Acapulco Cruise Ships Arrive, But Will the City Find Its Rhythm?

Acapulco's a city of contrasts: cruise ships arrive, dengue fever sways, hotels groove, fire flickers, and violence lurks. A tale of two cities, sparkling with tourism yet shadowed by fear. Will 2024 find its rhythm?

Acapulco Cruise Ships Arrive, But Will the City Find Its Rhythm?
Sunsets and salsa steps: Acapulco welcomes back cruise ships.

Acapulco, the once-glittering siren of the Pacific, is bringing headlines in 2024. On one hand, cruise ships like the Norwegian Bliss, a behemoth carrying over 4,000 sun-kissed souls, are preparing to waltz into port on January 17th. This, thanks to the tireless collaboration between the Acapulco government and federal authorities, all eager to resurrect the city's tourism mojo after Hurricane Otis's not-so-graceful pirouette.

But even as the champagne corks pop on the decks, a different story simmers beneath the surface. Dengue, a mosquito-borne mambo, has Acapulco in its feverish grip. Over 1,600 positive cases have sashayed in, with kids under 15 leading the conga line. Health officials are launching mega-operations to swat the pesky pests and lower the infection peaks, especially in neighborhoods like Progreso where the dengue fever is particularly hot.

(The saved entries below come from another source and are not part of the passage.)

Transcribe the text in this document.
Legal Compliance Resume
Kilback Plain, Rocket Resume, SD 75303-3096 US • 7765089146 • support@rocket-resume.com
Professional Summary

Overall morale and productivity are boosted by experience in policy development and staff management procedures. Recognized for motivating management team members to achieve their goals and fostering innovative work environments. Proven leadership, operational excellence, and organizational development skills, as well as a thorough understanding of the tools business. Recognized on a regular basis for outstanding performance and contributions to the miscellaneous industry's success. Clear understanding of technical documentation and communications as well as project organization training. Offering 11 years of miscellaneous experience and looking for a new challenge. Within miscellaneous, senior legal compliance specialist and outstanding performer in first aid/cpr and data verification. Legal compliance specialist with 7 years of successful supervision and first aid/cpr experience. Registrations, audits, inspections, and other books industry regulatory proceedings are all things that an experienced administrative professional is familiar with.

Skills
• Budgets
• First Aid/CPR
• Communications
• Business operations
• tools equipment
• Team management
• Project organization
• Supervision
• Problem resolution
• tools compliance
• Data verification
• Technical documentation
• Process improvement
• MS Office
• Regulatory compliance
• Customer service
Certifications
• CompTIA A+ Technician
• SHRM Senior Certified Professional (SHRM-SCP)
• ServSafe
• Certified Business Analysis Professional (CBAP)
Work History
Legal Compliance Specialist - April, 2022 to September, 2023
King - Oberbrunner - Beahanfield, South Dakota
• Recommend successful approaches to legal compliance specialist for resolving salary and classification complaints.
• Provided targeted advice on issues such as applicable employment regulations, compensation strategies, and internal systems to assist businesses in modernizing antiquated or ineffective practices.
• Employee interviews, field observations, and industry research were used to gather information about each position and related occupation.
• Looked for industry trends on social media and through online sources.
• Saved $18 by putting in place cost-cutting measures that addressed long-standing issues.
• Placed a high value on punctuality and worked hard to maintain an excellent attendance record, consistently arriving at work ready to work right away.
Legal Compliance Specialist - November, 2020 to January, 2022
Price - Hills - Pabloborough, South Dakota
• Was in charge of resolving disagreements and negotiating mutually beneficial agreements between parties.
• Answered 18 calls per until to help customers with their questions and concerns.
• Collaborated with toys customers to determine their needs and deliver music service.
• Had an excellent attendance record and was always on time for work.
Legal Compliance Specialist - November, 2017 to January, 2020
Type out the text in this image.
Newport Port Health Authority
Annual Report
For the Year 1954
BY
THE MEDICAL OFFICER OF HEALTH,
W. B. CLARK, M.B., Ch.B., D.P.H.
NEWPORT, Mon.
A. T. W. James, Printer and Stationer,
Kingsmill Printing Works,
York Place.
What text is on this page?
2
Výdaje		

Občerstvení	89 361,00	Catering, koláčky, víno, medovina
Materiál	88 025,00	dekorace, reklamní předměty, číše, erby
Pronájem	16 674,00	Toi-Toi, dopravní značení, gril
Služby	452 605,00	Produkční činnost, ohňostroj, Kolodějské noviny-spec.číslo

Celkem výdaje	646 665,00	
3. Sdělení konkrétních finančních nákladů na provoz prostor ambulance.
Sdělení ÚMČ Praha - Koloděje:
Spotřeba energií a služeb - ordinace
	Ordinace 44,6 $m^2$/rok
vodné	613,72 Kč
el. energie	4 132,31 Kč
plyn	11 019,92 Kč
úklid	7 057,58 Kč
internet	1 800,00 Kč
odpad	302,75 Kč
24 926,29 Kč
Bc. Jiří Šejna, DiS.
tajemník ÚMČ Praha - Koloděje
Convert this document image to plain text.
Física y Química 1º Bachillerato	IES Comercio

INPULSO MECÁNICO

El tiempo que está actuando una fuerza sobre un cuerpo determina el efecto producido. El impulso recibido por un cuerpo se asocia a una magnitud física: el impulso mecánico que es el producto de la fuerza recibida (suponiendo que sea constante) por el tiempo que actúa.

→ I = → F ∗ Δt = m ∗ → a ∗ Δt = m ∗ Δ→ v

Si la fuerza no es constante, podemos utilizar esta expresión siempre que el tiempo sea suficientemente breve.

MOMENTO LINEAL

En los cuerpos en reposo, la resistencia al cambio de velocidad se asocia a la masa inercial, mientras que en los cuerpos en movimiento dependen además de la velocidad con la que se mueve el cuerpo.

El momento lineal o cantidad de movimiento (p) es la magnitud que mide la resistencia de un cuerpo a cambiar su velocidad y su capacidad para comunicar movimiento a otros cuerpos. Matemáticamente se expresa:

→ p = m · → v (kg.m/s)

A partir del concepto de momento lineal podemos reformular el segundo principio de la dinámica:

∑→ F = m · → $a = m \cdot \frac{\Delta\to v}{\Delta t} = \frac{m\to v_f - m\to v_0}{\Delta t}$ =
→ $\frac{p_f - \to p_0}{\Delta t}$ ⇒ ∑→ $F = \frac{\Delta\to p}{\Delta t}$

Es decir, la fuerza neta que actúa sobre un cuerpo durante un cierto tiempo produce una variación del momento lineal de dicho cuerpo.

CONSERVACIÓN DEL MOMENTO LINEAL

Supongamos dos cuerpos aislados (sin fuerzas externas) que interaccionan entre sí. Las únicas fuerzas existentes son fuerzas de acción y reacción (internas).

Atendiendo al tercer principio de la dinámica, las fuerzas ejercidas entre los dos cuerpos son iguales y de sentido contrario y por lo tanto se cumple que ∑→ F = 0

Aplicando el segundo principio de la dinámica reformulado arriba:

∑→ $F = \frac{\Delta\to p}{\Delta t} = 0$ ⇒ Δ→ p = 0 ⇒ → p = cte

Meanwhile, hotel occupancy is doing the cha-cha-cha, reaching a respectable 77.6% in the city. The Golden Zone is practically a disco inferno with 88% occupancy, while the Traditional and Diamond zones are doing the merengue at 66.8% and 48.6% respectively. Ixtapa and Zihuatanejo are also grooving to the touristy rhythm, with occupancy rates hovering around 79% and 64%. Even Taxco, the colonial charmer, is getting its groove on with a respectable 31.7% occupancy.

But just as you think Acapulco is ready for a full-blown Zumba party, a dark bolero cuts in. A fire at the Emporio Hotel, recently resurrected from Hurricane Otis's waters, casts an eerie shadow. Thankfully, the flames stayed on the upper floors, confined to an unoccupied area and prompting a swift evacuation. No casualties there, thankfully.

However, the city's macabre continues. A man's head, found unceremoniously tucked away in a bucket on the Mexico-Acapulco highway, is a grim reminder that Acapulco's underbelly still pulsates with a violent events. 2023 saw 465 murders, a grim 12-person increase over 2022's already unsettling number.

So, Acapulco in 2024 is a city doing the splits – one leg kicking up in a celebratory can-can of tourism and economic revival, the other rooted in the harsh realities of dengue and violence. It's a city where cruise ships shimmy in and heads bop out of buckets, a city where the future remains as unpredictable as a mambo on roller skates. But hey, at least it's not boring.